Left ventricular hypertrophy (LVH) detected by ECG or echocardiography can be used as a predictor for CAD in asymptomatic diabetics. [66]

Carotid intimal medial thickness

Carotid intimal medial thickness (CIMT), measured by B-mode ultrasonography is a noninvasive and easily applicable method of documenting the atherosclerotic process in adults. [67] Intima- media complex thickening greater than 0.8 mm is abnormal and represent the earliest marker of atherosclerotic burden in asymptomatic population. Asymptomatic patients with increased CIMT are predisposed to increased risk of MI. [68] The relation between CIMT and presence of CAD is independent of other cardiovascular risk factors. [69]

Ankle brachial index

ABI is the ratio of the blood pressure in the lower legs to the blood pressure in the arms.
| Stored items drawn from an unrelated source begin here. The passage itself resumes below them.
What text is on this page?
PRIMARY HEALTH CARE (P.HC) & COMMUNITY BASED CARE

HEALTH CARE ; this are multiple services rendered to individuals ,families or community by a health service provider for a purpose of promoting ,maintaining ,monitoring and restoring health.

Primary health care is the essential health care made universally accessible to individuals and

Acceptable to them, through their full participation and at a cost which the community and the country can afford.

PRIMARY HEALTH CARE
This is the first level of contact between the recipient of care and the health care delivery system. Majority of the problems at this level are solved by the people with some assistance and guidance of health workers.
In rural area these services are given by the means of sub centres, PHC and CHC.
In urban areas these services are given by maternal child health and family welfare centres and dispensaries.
A diminished ABI is a sensitive indicator of increased risk for future cardiovascular events. [21] This index reclassifies a substantial proportion of patients towards the high-risk category of developing cardiovascular diseases. [70]

Cardiac autonomic neuropathy

Various studies have suggested an association between autonomic neuropathy and asymptomatic ischemia. [71],[72],[73] A decreased heart rate response to Valsalva manoeuvre is associated with moderate to large perfusion defects on radionuclide myocardial imaging.[15]


   Conclusions Top


Although it remains controver­sial to screen asymptomatic patients with diabetes, screening patients with a limited func­tional status is probably a reasonable approach for people at moderate to high risk of underlying CAD. An exercise TMT can be a safe and effective initial screening test in patients who can exer­cise and have a normal baseline ECG. If, based on the assessment, a tread­mill stress test is not the best study for a particular patient, an imaging study may be considered. Screening should also be con­sidered in patients with an abnormal ECG tracing suggestive of ischemia or infarction. If the results of an anatomi­cal study, such as CCS or CCTA, are abnormal, a functional study, such as a nuclear stress or stress echocardiog­raphy study, is recommended to assess for the presence of ischemia. Coronary arteriography remains the gold standard for identifying obstructive lesions, though it is never used as an initial screening test.


   Future Top


Further research is needed for identification of diabetics at high risk of developing acute coronary events that are precipitated by plaque rupture and thrombosis. Future studies in this field should aim on use of biomarkers and genetic testing along with the present imaging techniques.